Ross exploded onto the scene after his junior year, which included rushing for 1,548 yards on 122 carries and averaging 12.7 yards per carry. He rushed for 27 touchdowns and also returned three kickoffs for scores.

Oklahoma running backs coach Cale Gundy scooped up Ross before other schools had a chance. It didn't take long for Ross, ranked No. 39 in the ESPNU 150 and No. 4 at running back, to commit to the Sooners.

He wears No. 28. That's no accident, as it was another Oklahoma No. 28 -- superstar running back Adrian Peterson -- who helped turn Ross into a Sooners fan.

His senior season has been a struggle so far. A high ankle sprain has limited Ross' effectiveness. He has sat out two of Jenks' four games and didn't practice last week.

That's where his calm personality is a plus. He's not worried about missing time, and he's not worried that his stats won't look as impressive. He knows he'll be back.

"It was good to take some time off," Ross said. "I know that everything happens for a reason. It wasn't until about Week 6 last year when I started to get a lot of carries, so it's going to be OK."

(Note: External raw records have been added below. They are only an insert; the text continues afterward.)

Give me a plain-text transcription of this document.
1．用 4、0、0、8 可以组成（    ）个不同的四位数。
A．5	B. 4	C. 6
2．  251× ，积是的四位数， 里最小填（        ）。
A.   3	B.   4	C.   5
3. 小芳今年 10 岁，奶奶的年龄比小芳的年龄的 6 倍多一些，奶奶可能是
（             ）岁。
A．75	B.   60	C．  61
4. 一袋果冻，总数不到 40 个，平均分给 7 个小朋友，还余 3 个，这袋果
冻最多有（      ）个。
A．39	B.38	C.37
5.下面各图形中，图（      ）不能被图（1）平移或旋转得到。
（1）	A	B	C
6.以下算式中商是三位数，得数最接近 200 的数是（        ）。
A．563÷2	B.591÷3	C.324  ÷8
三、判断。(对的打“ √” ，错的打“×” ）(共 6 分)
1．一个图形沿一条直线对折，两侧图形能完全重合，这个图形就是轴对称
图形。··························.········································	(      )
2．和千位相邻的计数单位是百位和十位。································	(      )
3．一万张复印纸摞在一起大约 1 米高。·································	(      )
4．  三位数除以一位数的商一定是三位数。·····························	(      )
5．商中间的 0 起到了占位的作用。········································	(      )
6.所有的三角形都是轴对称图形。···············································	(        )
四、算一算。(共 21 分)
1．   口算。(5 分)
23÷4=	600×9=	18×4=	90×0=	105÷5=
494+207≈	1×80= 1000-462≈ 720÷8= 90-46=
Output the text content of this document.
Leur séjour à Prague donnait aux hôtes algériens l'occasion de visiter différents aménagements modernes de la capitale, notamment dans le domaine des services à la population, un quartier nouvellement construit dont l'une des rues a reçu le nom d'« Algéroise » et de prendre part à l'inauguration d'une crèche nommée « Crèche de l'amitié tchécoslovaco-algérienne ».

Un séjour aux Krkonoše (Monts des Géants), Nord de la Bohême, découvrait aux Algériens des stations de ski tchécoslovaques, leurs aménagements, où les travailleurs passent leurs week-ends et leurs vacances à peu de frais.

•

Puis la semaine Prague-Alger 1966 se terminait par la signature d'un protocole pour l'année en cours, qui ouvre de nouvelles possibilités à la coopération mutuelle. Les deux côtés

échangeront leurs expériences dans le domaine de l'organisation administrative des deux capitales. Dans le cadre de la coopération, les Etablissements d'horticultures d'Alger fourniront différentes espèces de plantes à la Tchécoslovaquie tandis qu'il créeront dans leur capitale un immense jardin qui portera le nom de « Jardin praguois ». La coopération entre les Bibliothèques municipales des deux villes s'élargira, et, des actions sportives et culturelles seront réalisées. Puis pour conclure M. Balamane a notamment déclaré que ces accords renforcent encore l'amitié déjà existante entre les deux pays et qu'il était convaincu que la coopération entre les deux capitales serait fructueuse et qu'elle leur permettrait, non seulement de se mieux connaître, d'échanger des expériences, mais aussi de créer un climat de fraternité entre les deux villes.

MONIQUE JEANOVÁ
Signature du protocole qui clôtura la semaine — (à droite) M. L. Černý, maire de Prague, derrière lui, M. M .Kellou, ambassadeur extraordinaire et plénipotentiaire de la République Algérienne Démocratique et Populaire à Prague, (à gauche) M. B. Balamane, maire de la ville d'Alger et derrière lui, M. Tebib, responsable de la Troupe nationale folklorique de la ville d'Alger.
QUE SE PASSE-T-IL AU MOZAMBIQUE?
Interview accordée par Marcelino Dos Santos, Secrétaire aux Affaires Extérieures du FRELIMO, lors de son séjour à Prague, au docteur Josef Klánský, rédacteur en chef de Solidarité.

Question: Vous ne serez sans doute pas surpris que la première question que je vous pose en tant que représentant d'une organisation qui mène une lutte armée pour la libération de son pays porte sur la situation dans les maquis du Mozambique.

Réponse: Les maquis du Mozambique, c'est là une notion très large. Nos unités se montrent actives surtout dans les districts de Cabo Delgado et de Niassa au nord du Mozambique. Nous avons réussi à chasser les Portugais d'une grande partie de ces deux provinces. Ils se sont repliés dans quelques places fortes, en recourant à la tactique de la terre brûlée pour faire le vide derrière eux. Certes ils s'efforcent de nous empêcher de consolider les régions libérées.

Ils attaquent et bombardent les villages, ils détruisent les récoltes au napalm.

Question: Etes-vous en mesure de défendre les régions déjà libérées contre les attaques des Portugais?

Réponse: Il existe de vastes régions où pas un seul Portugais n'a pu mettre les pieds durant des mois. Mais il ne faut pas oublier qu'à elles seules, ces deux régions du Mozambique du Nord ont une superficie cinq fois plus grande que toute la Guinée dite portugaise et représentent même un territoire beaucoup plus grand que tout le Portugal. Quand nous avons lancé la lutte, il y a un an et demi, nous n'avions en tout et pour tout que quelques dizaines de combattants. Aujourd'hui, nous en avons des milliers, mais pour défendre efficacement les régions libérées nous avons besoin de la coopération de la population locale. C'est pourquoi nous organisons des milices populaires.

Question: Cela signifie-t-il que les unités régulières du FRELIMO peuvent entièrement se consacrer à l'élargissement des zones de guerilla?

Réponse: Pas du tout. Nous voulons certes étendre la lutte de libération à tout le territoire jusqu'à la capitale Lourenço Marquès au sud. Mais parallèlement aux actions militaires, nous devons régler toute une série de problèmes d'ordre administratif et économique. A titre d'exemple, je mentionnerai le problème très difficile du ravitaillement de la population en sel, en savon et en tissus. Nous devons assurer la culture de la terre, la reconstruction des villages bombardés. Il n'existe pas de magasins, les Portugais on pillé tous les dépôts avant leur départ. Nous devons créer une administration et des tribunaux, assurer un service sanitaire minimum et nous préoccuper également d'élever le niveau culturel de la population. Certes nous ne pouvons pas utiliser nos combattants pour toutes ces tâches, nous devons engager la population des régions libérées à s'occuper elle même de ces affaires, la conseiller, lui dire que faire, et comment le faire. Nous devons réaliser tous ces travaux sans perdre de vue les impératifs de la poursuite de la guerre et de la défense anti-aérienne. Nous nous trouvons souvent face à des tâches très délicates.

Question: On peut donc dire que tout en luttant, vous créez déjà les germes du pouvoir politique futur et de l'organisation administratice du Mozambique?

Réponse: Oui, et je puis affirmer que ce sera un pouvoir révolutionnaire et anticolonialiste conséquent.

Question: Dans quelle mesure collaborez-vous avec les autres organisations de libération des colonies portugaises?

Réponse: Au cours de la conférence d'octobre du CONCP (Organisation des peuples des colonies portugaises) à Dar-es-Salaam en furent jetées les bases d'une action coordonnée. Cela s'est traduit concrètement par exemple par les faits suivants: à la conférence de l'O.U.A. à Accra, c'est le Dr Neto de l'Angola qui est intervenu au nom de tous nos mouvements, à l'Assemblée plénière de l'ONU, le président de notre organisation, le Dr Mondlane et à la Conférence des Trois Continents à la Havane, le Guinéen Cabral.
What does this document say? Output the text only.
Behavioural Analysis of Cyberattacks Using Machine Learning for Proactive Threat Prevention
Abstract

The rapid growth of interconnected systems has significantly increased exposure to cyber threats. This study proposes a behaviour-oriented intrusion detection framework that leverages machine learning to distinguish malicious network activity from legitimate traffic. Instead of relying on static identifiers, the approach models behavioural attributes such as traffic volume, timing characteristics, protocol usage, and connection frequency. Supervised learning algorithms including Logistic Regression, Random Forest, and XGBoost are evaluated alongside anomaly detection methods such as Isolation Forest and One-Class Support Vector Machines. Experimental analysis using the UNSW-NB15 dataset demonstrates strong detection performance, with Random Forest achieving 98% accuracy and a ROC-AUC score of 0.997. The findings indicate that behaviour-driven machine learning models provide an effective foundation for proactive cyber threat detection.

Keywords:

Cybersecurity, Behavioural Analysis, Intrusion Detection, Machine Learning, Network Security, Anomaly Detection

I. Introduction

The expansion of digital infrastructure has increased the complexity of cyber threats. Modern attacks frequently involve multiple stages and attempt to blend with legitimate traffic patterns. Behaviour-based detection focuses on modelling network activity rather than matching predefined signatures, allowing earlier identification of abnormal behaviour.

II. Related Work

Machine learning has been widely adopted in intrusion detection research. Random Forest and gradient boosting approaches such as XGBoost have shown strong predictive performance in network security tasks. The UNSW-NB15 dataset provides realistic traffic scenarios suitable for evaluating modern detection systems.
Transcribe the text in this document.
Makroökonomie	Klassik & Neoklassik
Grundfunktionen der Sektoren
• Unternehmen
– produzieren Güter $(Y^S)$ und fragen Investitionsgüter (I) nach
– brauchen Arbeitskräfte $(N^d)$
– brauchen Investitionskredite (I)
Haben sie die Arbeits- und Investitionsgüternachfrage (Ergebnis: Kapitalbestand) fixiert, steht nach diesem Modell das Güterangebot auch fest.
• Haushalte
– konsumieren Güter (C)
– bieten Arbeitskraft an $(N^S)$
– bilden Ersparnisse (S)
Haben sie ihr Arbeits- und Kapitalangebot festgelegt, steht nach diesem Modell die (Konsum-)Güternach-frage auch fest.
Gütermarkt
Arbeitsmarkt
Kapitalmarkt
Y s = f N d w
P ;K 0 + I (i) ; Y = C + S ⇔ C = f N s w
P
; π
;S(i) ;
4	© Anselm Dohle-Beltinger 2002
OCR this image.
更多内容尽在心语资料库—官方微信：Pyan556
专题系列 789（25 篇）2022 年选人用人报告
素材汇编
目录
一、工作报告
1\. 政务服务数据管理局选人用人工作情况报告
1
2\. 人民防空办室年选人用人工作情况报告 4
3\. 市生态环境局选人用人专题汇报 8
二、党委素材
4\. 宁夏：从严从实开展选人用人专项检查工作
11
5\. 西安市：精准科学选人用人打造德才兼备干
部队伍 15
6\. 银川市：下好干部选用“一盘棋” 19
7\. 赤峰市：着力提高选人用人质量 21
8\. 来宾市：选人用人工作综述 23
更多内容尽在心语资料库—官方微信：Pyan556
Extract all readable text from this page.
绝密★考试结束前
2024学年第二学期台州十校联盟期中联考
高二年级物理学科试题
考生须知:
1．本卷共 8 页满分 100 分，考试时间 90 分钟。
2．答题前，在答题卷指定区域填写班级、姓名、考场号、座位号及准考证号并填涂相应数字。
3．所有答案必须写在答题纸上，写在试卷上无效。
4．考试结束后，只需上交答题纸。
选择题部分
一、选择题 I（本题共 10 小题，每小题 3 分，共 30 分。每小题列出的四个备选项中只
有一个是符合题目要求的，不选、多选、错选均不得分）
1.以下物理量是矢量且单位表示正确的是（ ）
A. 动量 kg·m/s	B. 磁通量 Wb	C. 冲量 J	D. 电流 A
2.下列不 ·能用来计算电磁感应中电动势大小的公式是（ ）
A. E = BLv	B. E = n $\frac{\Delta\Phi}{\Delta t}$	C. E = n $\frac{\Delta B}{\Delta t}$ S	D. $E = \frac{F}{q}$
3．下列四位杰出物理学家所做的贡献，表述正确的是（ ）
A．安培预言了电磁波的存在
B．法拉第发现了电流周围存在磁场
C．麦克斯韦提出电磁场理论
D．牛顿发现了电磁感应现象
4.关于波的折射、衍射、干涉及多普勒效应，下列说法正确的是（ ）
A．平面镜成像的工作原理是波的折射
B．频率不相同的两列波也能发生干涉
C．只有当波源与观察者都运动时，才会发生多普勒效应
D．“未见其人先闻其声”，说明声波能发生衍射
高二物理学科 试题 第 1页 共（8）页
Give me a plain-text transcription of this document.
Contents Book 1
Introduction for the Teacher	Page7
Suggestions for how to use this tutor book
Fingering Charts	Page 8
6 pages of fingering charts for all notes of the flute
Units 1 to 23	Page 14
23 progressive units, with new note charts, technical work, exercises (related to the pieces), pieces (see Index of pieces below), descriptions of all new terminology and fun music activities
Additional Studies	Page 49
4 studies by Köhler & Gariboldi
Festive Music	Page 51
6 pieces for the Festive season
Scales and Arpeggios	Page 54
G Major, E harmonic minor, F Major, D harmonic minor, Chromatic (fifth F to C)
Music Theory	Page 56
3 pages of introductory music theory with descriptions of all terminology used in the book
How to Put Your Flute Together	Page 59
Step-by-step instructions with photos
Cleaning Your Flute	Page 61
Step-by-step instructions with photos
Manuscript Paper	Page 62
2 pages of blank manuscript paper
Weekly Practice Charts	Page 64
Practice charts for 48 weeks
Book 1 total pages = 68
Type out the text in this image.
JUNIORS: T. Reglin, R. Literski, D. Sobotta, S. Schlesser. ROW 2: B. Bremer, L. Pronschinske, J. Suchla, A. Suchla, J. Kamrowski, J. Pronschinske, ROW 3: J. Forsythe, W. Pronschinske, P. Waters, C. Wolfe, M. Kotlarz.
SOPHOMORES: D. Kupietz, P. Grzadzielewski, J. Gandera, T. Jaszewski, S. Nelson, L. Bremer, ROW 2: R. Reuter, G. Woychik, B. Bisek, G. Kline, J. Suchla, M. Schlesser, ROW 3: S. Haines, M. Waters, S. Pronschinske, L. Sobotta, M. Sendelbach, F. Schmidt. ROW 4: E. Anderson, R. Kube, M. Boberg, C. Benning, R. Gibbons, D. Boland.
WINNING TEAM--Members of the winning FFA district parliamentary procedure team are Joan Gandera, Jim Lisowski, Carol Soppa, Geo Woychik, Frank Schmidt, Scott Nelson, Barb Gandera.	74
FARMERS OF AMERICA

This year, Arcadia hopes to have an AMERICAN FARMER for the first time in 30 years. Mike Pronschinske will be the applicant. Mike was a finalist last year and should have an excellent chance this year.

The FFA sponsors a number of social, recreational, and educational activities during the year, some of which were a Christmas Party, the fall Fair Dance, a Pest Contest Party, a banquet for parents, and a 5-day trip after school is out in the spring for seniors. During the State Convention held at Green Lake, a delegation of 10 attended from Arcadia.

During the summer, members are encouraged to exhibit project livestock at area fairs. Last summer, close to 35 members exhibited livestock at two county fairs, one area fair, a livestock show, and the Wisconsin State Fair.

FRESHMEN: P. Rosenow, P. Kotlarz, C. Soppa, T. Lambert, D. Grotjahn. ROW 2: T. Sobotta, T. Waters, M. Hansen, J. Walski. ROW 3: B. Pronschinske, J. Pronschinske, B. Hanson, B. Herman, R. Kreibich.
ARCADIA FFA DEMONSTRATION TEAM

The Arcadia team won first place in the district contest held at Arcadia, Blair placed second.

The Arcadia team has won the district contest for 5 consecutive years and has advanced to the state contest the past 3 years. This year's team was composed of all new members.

The winning tradition at Jenks cannot be matched by many schools. The Trojans have won nine of the last 15 Class 6A state championships in Oklahoma. Trimble has spoken highly of players in the past, but it's different with Ross.

"I almost consider him one of my own because he's such a good person," Trimble said. "He means so much to the program. It's just a blessing to get someone who is so humble to go with all that talent."

Bob Przybylo covers football and basketball recruiting for SoonerNation.